"Cheer up," they told me, "things could be worse."
So I cheered up—and sure enough, things did get worse. In contrast to man’s well
meaning, but empty phrases, when Christ tells us to cheer up, there is every good reason
to do so. On at least three occasions, He told his disciples to "Be of good
cheer," then immediately followed it with the reason why. Christ gives us three
powerful cheers from God for three primary fears of man.
The most compelling fear of any informed, intelligent person is fear of
the Punishment of God. God’s assessment of man is, "There is none that
doeth good, no, not one." (Psa.14:3) He warns us of a terrifying judgment day when
the doomed will hear Him say, "Depart from me, ye cursed, into everlasting fire,
prepared for the devil and his angels... these shall go away into everlasting punishment.
"Be of good cheer;" Christ told the paralytic, "thy sins
be forgiven thee." (Matt.9:2) For the ultimate of fears, there is the ultimate of
reasons to be of good cheer: Pardon through Christ.
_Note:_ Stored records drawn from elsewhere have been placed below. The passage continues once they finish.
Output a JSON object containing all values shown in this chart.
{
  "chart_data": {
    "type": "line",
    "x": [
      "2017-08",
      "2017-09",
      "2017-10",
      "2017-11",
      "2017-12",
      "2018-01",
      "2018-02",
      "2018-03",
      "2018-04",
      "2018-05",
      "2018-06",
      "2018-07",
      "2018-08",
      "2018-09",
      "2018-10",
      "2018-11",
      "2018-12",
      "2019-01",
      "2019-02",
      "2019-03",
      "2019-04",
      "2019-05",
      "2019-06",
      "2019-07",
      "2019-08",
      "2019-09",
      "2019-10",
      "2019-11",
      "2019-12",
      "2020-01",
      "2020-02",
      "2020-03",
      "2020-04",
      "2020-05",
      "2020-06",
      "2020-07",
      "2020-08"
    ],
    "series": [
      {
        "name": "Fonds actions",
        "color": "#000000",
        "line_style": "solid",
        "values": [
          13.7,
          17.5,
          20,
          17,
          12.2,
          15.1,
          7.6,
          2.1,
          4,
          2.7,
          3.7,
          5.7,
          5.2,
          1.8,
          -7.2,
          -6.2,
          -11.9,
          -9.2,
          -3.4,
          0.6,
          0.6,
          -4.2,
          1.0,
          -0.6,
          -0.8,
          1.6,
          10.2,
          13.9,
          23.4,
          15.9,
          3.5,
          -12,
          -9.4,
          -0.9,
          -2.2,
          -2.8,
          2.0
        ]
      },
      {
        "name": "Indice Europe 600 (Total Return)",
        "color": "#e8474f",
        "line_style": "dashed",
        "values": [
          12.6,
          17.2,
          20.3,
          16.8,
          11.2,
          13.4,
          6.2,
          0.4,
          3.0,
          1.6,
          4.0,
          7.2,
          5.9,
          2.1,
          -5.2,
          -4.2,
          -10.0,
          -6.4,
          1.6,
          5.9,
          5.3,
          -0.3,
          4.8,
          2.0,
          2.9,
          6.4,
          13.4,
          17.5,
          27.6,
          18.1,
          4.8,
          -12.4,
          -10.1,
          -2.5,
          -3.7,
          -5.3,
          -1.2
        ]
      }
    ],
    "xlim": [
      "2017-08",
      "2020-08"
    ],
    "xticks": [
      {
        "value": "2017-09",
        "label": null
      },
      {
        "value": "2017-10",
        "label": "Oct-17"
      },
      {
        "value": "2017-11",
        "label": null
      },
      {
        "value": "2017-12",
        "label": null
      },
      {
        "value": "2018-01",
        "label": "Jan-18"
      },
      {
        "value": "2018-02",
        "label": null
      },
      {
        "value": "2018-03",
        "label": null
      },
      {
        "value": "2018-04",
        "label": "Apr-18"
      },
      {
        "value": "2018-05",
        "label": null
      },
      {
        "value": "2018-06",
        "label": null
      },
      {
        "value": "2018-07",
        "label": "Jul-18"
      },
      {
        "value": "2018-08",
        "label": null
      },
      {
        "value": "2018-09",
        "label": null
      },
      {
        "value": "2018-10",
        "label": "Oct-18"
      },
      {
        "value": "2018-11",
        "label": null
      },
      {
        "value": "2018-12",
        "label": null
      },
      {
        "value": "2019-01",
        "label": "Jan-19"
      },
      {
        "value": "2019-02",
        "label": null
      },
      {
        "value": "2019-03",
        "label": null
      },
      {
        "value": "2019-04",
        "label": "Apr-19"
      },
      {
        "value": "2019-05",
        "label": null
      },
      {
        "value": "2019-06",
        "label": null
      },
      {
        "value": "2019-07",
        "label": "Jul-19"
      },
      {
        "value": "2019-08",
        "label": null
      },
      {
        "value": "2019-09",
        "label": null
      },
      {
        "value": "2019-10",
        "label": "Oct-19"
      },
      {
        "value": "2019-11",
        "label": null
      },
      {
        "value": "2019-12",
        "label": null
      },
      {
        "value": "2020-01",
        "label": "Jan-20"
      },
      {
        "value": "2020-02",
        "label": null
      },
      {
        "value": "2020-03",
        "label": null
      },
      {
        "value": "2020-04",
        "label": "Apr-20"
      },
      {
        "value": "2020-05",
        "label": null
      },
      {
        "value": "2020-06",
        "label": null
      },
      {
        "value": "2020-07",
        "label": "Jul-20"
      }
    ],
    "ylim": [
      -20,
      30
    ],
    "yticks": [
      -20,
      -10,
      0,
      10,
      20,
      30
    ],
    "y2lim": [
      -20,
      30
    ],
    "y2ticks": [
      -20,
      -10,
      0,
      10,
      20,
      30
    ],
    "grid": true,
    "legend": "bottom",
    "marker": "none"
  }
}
Because of the sacrificial
death of Christ on the cross, unconditional forgiveness of sins is available! For the one
who has accepted Jesus Christ as Savior, let this fact put everything else into
perspective. All temporal, personal concerns should fade into trivial insignificance when
compared with the fact that "I’m forgiven. Praise God, I’m forgiven!"
In the light of "Be of good cheer; thy sins be forgiven thee" let vanish every
looming anxiety: My sins are gone! I’m a child of God! My future is Heaven!
The English phrase "Be of good cheer" is translated from a
single Greek word, "tharseo" with the combined meaning of "Be of good
cheer; Be of good comfort; Be of good courage." With knowledge of sin forgiven, we
can be joyful, consoled and unafraid.
The Lord and His disciples had had a long, hard day. Christ told His
disciples to cross the Sea of Galilee while He went to a mountain to pray. A violent storm
blew up and soon the disciples were rowing for their lives. Then, of all things, a
"ghost" showed up and the disciples screamed in terror. All of us face the fear
of the Perils of Life: adverse circumstances, work stress, job loss, loss of a
loved one, ill health, failure of an important school exam or other challenge.... Such
fears can be overwhelming. The disciples, in response to their terrified cries, heard a
familiar, reassuring voice, "Be of good cheer; it is I; be not afraid."
(Matt.14:27) For this second basic fear, the cheer is the Presence of Christ. No
matter what the circumstance, "He hath said, I will never leave thee, nor forsake
thee." (Heb.13:5) The Lord Jesus Christ is able to change every adversity but if in
His wisdom He chooses not to, we can rest in His sustaining presence. "Fear thou not;
for I am with thee: be not dismayed; for I am thy God: I will strengthen thee; yea, I will
help thee; yea, I will uphold thee with the right hand of my righteousness." (Isa.
The Greek word, "tharseo" is in the present tense. The
comfort that we experience from the presence of Christ is for the here and now, not the
ill defined future. We can rest in it today.
A third and sometimes very real fear is Persecution by Man.
Since the world hates Christ, it will also hate His followers. John 16:33 records our
Lord’s statement of fact to His disciples: "In the world ye shall have
tribulation." He immediately follows it with: "but be of good cheer; I have
overcome the world" The third cheer is the Power of Christ. God is in control,
not man. When Pilate said to the Lord, "knowest thou not that I have power to crucify
thee, and have power to release thee?" Jesus replied, "Thou couldest have no
power at all against me, except it were given thee from above." (John 19:10-11)
David’s recognition of God’s power gave him great courage: "The Lord is my
light and my salvation; whom shall I fear? the Lord is the strength of my life; of whom
shall I be afraid?"
When God in His sovereign power allows a child of His to be unjustly
persecuted, it is for a purpose: to bring glory to God. "The Scripture saith unto
Pharaoh, even for this same purpose have I raised thee up, that I might shew My power in
thee, and that My name might be declared throughout all the earth." (Rom.9:17)
The word, "tharseo" is in the imperative mood, stating a
command not a suggestion. But Christ does not simply command us to be of good cheer, He
gives us logical reasons we can be.
No one has better reason to be of good cheer than the child of God!